A Measurement System, by design, influences the behavior
of people within the organization. Often, the mission and goals
stated by the organization include a balanced set of strategically-determined
objectives, and yet the commonly tracked and published metrics are limited to
revenue, expenses and margins.
The Balanced Scorecard was born of a desire to broaden the scope of
Performance Measurement to include areas like customer satisfaction, efficiency,
effectiveness and desired outcomes. These areas of focus, which would also
include financial metrics as well, might be called "measurement
categories" or "perspectives".
PM-Express web-based Balanced Scorecard software lets you build your own
Balanced Scorecards for your Organization and your Measurement strategy.

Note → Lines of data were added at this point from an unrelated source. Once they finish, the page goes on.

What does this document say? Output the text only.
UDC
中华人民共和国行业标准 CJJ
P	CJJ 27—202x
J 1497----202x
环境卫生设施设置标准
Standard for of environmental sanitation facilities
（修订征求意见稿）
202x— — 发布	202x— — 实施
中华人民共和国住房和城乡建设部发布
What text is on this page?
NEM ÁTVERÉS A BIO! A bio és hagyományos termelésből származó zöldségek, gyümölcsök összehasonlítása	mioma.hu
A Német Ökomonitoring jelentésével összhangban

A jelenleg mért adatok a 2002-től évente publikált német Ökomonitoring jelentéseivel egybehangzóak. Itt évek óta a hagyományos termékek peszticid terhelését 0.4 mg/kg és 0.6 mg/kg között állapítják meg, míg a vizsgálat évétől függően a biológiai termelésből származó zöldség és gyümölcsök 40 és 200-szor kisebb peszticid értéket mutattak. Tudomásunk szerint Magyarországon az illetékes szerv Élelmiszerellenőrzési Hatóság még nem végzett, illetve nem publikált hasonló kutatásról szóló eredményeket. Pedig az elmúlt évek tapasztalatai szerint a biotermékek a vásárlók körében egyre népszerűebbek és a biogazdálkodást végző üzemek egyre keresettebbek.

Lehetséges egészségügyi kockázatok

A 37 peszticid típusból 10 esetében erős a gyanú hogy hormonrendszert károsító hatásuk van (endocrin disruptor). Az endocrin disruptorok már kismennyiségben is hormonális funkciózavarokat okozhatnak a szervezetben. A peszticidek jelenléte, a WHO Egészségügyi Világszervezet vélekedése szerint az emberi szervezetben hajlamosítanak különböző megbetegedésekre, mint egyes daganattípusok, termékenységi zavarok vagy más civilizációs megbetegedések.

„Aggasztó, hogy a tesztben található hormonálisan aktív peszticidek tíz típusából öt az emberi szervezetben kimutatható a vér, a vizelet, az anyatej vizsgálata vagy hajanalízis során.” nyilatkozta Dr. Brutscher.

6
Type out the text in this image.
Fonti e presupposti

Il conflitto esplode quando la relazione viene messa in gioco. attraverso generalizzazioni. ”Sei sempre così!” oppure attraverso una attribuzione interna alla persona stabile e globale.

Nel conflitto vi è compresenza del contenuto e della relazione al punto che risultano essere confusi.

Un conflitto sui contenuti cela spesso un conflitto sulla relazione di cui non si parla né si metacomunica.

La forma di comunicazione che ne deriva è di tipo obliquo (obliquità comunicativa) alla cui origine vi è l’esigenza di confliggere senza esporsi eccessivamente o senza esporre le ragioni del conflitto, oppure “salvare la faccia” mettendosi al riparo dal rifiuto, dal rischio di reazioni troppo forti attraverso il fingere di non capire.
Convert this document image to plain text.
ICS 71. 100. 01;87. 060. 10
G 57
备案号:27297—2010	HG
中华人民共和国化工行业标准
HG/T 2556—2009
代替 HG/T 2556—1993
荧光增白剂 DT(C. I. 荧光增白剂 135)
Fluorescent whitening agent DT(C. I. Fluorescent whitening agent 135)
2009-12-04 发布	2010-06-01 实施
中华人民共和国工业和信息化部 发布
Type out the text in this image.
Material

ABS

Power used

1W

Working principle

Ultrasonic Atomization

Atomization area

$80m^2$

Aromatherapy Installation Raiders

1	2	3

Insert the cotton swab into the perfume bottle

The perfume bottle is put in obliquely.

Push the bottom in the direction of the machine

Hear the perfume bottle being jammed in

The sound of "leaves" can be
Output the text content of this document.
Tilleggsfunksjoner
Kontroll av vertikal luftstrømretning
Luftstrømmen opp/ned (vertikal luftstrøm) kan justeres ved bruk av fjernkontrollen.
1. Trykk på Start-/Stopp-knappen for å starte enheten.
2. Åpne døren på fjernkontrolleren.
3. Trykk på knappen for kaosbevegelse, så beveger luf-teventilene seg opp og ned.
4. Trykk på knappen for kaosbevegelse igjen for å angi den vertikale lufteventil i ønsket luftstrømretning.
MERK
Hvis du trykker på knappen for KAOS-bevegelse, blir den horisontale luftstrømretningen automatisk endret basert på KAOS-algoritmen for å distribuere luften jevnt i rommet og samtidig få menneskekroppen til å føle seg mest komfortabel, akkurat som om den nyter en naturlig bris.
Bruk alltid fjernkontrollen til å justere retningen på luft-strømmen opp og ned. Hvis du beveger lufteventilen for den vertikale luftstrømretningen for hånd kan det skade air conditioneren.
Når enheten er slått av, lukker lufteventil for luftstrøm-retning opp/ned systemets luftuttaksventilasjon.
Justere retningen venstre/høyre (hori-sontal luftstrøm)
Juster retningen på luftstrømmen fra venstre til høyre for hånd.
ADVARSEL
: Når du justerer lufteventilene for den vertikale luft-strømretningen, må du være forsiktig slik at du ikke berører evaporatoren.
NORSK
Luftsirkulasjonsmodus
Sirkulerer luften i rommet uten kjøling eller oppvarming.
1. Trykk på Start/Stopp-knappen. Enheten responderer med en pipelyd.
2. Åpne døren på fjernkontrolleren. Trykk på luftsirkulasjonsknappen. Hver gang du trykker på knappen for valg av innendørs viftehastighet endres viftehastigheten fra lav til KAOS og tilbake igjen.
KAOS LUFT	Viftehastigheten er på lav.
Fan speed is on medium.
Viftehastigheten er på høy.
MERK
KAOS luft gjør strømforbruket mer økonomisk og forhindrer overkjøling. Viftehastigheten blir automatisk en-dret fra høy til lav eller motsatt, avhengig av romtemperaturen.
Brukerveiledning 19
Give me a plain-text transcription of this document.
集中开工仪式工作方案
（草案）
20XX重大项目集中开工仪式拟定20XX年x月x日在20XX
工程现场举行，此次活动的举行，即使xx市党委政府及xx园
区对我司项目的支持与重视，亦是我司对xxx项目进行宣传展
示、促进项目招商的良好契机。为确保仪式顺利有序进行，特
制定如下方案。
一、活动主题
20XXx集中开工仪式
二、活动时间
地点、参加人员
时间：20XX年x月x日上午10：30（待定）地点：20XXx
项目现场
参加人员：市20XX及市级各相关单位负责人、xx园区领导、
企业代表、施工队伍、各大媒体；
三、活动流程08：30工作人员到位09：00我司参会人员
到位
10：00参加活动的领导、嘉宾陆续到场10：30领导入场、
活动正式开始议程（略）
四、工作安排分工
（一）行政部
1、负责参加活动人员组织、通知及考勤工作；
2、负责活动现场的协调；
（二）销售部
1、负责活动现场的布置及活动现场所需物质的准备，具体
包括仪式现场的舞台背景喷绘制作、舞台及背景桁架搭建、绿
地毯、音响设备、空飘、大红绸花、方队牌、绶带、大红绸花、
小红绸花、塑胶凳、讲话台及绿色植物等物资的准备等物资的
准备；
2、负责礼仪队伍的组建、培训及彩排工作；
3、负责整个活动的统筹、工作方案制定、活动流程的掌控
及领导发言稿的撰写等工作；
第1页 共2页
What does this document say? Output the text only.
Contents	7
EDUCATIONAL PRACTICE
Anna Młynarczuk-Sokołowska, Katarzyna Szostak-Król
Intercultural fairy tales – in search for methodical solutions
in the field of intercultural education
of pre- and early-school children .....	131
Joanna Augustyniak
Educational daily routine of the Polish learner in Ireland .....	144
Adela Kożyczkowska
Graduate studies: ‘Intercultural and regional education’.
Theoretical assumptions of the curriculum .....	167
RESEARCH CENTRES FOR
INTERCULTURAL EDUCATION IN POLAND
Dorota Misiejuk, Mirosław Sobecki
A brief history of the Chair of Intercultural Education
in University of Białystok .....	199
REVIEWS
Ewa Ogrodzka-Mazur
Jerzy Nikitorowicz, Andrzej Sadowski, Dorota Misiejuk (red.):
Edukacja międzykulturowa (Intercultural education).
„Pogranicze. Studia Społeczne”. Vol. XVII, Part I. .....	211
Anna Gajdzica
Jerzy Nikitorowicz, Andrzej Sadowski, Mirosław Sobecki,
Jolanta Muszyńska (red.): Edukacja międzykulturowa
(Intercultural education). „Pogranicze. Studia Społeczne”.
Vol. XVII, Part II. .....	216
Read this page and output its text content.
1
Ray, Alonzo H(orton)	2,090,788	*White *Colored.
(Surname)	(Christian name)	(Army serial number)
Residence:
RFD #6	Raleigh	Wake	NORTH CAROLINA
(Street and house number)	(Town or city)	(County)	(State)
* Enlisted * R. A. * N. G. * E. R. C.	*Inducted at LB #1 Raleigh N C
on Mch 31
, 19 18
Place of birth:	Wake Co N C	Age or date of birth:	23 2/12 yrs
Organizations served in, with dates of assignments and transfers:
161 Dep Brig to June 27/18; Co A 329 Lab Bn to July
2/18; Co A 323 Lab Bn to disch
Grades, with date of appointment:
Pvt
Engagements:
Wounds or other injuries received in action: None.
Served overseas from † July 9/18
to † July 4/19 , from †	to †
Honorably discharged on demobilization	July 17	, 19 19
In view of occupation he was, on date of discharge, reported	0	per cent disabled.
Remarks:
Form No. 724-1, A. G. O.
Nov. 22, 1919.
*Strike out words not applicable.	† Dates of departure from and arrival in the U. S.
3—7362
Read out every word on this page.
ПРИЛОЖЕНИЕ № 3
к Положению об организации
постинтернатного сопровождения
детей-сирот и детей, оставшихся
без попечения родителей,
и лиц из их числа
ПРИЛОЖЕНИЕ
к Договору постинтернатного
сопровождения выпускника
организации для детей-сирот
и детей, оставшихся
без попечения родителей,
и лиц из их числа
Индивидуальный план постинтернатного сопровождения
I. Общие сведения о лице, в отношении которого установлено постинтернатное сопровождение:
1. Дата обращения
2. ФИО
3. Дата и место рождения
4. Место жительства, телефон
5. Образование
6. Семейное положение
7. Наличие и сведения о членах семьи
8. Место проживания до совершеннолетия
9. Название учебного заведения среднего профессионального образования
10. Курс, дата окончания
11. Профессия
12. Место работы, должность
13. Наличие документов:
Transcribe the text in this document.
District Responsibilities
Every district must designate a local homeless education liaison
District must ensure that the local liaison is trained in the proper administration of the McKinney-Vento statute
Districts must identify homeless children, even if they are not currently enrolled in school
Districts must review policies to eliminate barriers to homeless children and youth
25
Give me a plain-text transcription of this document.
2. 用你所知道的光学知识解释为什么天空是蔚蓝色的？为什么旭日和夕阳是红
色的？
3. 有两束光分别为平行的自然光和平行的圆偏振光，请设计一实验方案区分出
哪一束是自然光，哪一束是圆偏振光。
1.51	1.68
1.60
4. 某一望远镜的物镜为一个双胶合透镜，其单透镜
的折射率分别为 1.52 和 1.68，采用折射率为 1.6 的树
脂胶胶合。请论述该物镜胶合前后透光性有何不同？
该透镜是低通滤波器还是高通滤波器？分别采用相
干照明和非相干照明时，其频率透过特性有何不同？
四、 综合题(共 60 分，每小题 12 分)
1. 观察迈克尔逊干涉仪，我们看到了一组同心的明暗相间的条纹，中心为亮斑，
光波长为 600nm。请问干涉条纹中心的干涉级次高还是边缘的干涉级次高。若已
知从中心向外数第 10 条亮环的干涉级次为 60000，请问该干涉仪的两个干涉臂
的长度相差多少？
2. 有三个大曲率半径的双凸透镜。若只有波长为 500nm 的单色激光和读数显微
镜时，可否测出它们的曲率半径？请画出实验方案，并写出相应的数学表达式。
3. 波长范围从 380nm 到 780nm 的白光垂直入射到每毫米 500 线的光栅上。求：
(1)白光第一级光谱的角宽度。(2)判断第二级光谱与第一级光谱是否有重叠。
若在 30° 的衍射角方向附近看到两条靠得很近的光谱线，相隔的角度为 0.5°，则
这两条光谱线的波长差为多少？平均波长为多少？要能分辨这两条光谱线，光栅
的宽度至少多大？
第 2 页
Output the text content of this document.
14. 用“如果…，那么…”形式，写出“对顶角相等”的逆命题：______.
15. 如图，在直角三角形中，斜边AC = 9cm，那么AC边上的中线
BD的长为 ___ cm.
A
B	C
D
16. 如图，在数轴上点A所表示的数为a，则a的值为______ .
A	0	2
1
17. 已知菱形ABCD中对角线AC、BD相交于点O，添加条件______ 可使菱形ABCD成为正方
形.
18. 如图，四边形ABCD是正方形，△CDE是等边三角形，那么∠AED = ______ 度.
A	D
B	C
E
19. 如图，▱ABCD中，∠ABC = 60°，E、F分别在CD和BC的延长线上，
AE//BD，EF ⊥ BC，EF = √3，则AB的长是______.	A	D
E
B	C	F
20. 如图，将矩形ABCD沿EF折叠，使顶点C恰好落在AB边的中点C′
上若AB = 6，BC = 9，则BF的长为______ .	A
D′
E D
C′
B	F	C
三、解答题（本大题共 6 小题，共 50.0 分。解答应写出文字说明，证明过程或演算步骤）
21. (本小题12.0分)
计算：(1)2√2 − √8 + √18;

It does not lock you into a pre-defined set of strategies, objectives, or
metrics, and it easily handles financial and non-financial measures.
The following are three guidelines to making your Balanced Scorecard and
Performance Measurement project a success.
1. Choose a system or tool that is easy to use and is understood by
all. The priorities established by Management can't reach their intended
audience if the information gets lost in a complex, misunderstood delivery
mechanism.
2. Select a modest set of metrics. It's easy to overreach and decide
you will collect performance information on thousands of measures across the
enterprise every month. But as soon as data collection efforts fall
behind, the credibility of the whole system suffers.
3. Keep it simple. Focus on key performance "leading
indicators", financial and non-financial, that represent the health of
the organization over the long haul.